Detailed temperature–salinity distribution in the Northeast Atlantic from ship and Argo vertical casts
Author:
Bashmachnikov I.ORCID, Neves F.ORCID, Nascimento A., Medeiros J., Ambar I., Dias J., Carton X.
Abstract
Abstract. The present study defines new interpolation functions for hydrological data. These functions are applied to generate climatological maps of temperature–salinity distribution with 25 m depth interval and 30 km space interval (MEDTRANS data-set). The data underwent a rigorous data quality control, having passed several filtering procedures. The gridding was done on neutral density surfaces, which allows better representation of the relative intensity of thermohaline fronts for the same gridding radius. The gridding was done using multi-pass Barnes' Optimum Interpolation procedure with spatially variable size of the gridding window. The shape of the window accounted for topographic influence: the dominant along-slope direction of water mass transport. One of the new features was the use of a local ratio of topographic to planetary β-effects to define the shape of the window as a function of the relative importance of the topographic influence.

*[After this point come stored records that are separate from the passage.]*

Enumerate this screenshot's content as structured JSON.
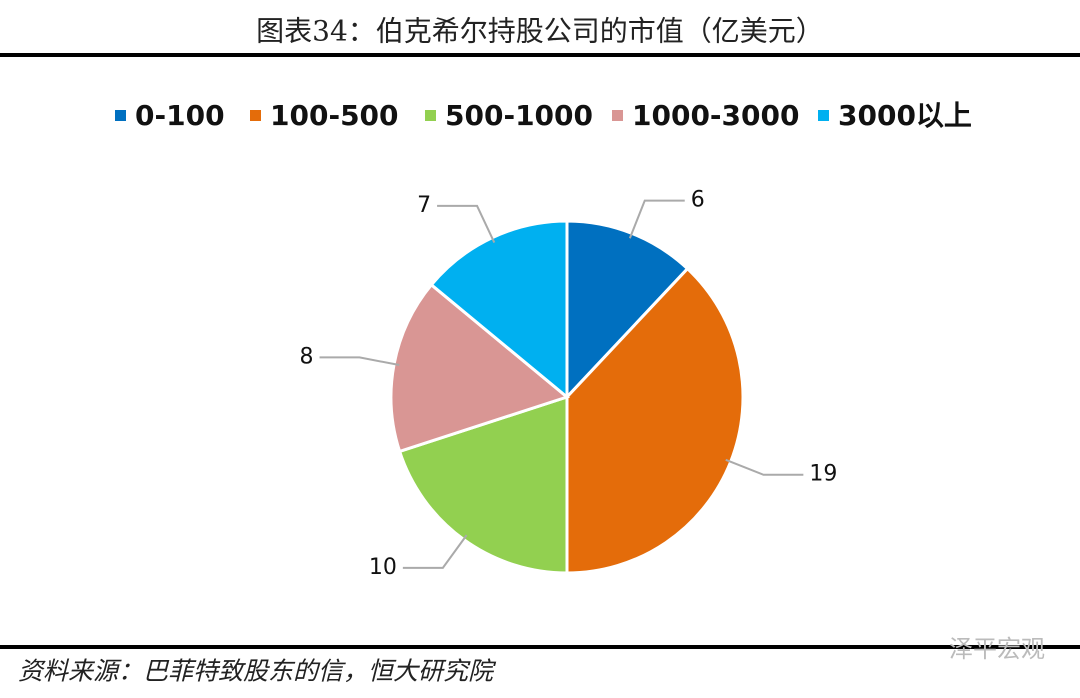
{
  "chart_data": {
    "type": "pie",
    "title": "图表34：伯克希尔持股公司的市值（亿美元）",
    "categories": [
      "0-100",
      "100-500",
      "500-1000",
      "1000-3000",
      "3000以上"
    ],
    "values": [
      6,
      19,
      10,
      8,
      7
    ],
    "colors": [
      "#0070c0",
      "#e46c0a",
      "#92d050",
      "#d99694",
      "#00b0f0"
    ],
    "legend": "top",
    "source": "资料来源：巴菲特致股东的信，恒大研究院",
    "watermark": "泽平宏观"
  }
}
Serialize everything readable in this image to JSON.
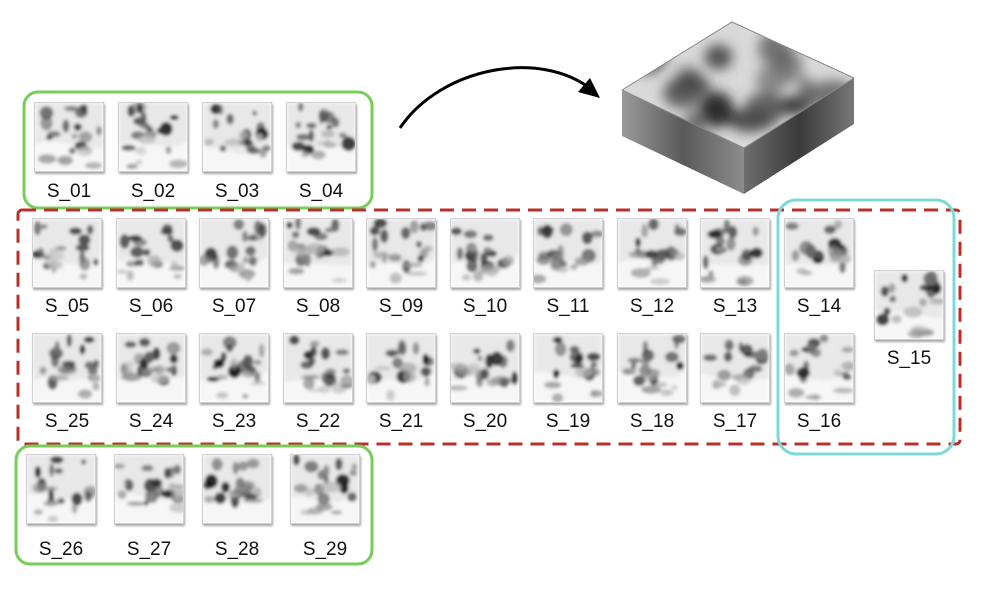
{
  "colors": {
    "green_group": "#77cc5a",
    "red_group": "#b8302a",
    "cyan_group": "#7fd8d8",
    "arrow": "#000000"
  },
  "groups": [
    {
      "name": "green-group-top",
      "style": "solid",
      "color_key": "green_group"
    },
    {
      "name": "red-dashed-group",
      "style": "dashed",
      "color_key": "red_group"
    },
    {
      "name": "cyan-group",
      "style": "solid",
      "color_key": "cyan_group"
    },
    {
      "name": "green-group-bottom",
      "style": "solid",
      "color_key": "green_group"
    }
  ],
  "slices": {
    "top_row": [
      "S_01",
      "S_02",
      "S_03",
      "S_04"
    ],
    "middle_row_1": [
      "S_05",
      "S_06",
      "S_07",
      "S_08",
      "S_09",
      "S_10",
      "S_11",
      "S_12",
      "S_13",
      "S_14"
    ],
    "middle_row_2": [
      "S_25",
      "S_24",
      "S_23",
      "S_22",
      "S_21",
      "S_20",
      "S_19",
      "S_18",
      "S_17",
      "S_16"
    ],
    "side": [
      "S_15"
    ],
    "bottom_row": [
      "S_26",
      "S_27",
      "S_28",
      "S_29"
    ]
  },
  "volume": {
    "icon": "3d-volume-block-icon"
  },
  "arrow": {
    "icon": "curved-arrow-icon"
  }
}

The N/f ratio was used for simulation of the baroclinic decrease of the topographic influence on water mass transport with the distance from the bottom. The gridded fields are available at the web-site of the Center of Oceanography of the University of Lisbon (http://co.fc.ul.pt/en/data). The new MEDTRANS climatology gives more details to the distribution of water characteristics in the Subtropical Northeast Atlantic, in particular near the Iberian Peninsula. The geostrophic currents relative to the 1900 m reference level demonstrate the local circulation features, in good correspondence to the theory and to previous studies: the acceleration in the meanders of the Azores current; the cyclonic gyre in the Gulf of Cadiz; the splitting and separation of the Mediterranean Water outflow from the continental slope near the Gorringe and the Galicia banks. Those features are not reproduced by the alternative climatologies. Seasonal climatologies, computed for the warm (May–October) and cold (November–April) seasons, revealed stronger zonal extension of the upper ocean patterns during the warm season, as compared to the cold one. At the Iberian continental slope, the seasonality manifested itself in more saline and denser lower core of the Mediterranean Water during the warm season as compared to the cold season.